Nearly a half-century ago, the thrice-weekly hemodialysis schedule was empirically established as a means to provide an adequate dialysis dose while also treating the greatest number of end-stage renal disease (ESRD) patients using limited resources. Landmark trials of hemodialysis adequacy have historically been anchored to thrice-weekly regimens, but a recent randomized controlled trial demonstrated that frequent hemodialysis (six times per week) confers cardiovascular and survival benefits. Based on these collective data and experience, clinical practice guidelines advise against a less than thrice-weekly treatment schedule in patients without residual renal function, yet provide limited guidance on the optimal treatment frequency when substantial native kidney function is present. Thus, during the transition from Stage 5 chronic kidney disease to ESRD, the current paradigm is to initiate hemodialysis on a "full-dose" thrice-weekly regimen even among patients with substantial residual renal function. However, emerging data suggest that frequent hemodialysis accelerates residual renal function decline, and infrequent regimens may provide better preservation of native kidney function. Given the high mortality rates during the first 6 months of hemodialysis and the survival benefits of preserved native kidney function, initiation with twice-weekly treatment schedules ("infrequent hemodialysis") with an incremental increase in frequency over time may provide an opportunity to optimize patient survival. This review outlines the clinical benefits of post-hemodialysis residual renal function, studies of twice-weekly treatment regimens, and the potential risks and benefits of infrequent hemodialysis.
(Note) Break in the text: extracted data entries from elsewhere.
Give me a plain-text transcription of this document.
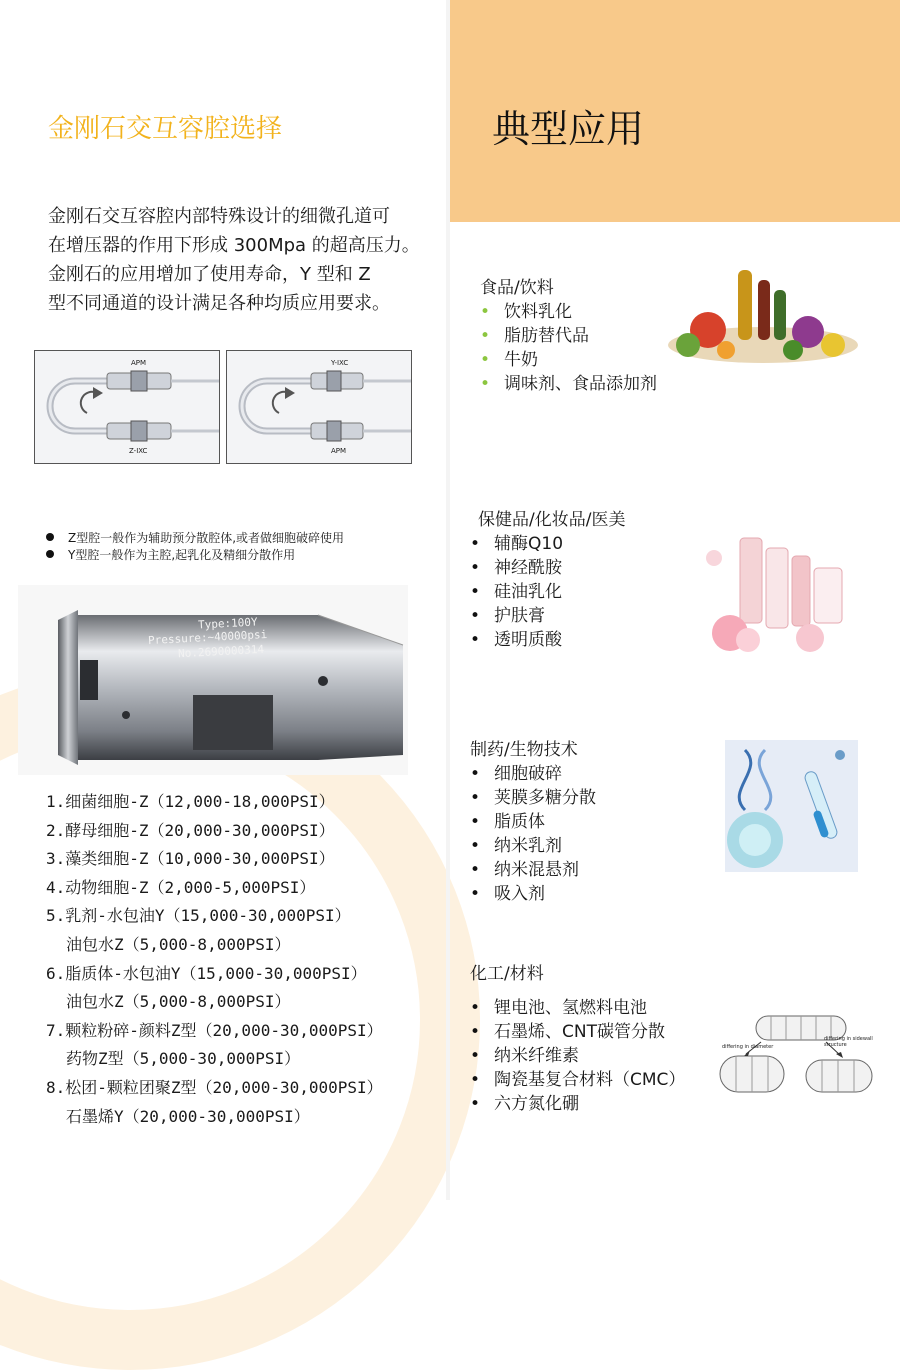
典型应用
金刚石交互容腔选择
金刚石交互容腔内部特殊设计的细微孔道可
在增压器的作用下形成 300Mpa 的超高压力。
金刚石的应用增加了使用寿命，Y 型和 Z
型不同通道的设计满足各种均质应用要求。
APM
Z-IXC
Y-IXC
APM
Z型腔一般作为辅助预分散腔体,或者做细胞破碎使用
Y型腔一般作为主腔,起乳化及精细分散作用
Type:100Y
Pressure:~40000psi
No.2690000314
1.细菌细胞-Z（12,000-18,000PSI）
2.酵母细胞-Z（20,000-30,000PSI）
3.藻类细胞-Z（10,000-30,000PSI）
4.动物细胞-Z（2,000-5,000PSI）
5.乳剂-水包油Y（15,000-30,000PSI）
油包水Z（5,000-8,000PSI）
6.脂质体-水包油Y（15,000-30,000PSI）
油包水Z（5,000-8,000PSI）
7.颗粒粉碎-颜料Z型（20,000-30,000PSI）
药物Z型（5,000-30,000PSI）
8.松团-颗粒团聚Z型（20,000-30,000PSI）
石墨烯Y（20,000-30,000PSI）
食品/饮料
• 饮料乳化
• 脂肪替代品
• 牛奶
• 调味剂、食品添加剂
保健品/化妆品/医美
• 辅酶Q10
• 神经酰胺
• 硅油乳化
• 护肤膏
• 透明质酸
制药/生物技术
• 细胞破碎
• 荚膜多糖分散
• 脂质体
• 纳米乳剂
• 纳米混悬剂
• 吸入剂
化工/材料
• 锂电池、氢燃料电池
• 石墨烯、CNT碳管分散
• 纳米纤维素
• 陶瓷基复合材料（CMC）
• 六方氮化硼
differing in diameter
differing in sidewall structure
近半个世纪前,每周三次的血液透析方案是根据经验制定的,目的是在利用有限资源治疗最多数量的终末期肾病(ESRD)患者的同时,提供足够的透析剂量。血液透析充分性的标志性试验历来都以每周三次的方案为基础,但最近一项随机对照试验表明,频繁血液透析(每周六次)可带来心血管和生存益处。基于这些汇总数据和经验,临床实践指南建议,对于没有残余肾功能的患者,治疗方案不应少于每周三次,但对于仍有大量自身肾功能的患者,关于最佳治疗频率的指导有限。因此,在从5期慢性肾病过渡到终末期肾病的过程中,目前的模式是即使在有大量残余肾功能的患者中,也采用每周三次的“全剂量”方案开始血液透析。然而,新出现的数据表明,频繁血液透析会加速残余肾功能下降,而不频繁的方案可能能更好地保留自身肾功能。鉴于血液透析开始后头6个月的高死亡率以及保留自身肾功能对生存的益处,采用每周两次的治疗方案(“不频繁血液透析”)并随着时间推移逐渐增加频率,可能为优化患者生存提供机会。这篇综述概述了血液透析后残余肾功能的临床益处、每周两次治疗方案的研究以及不频繁血液透析的潜在风险和益处。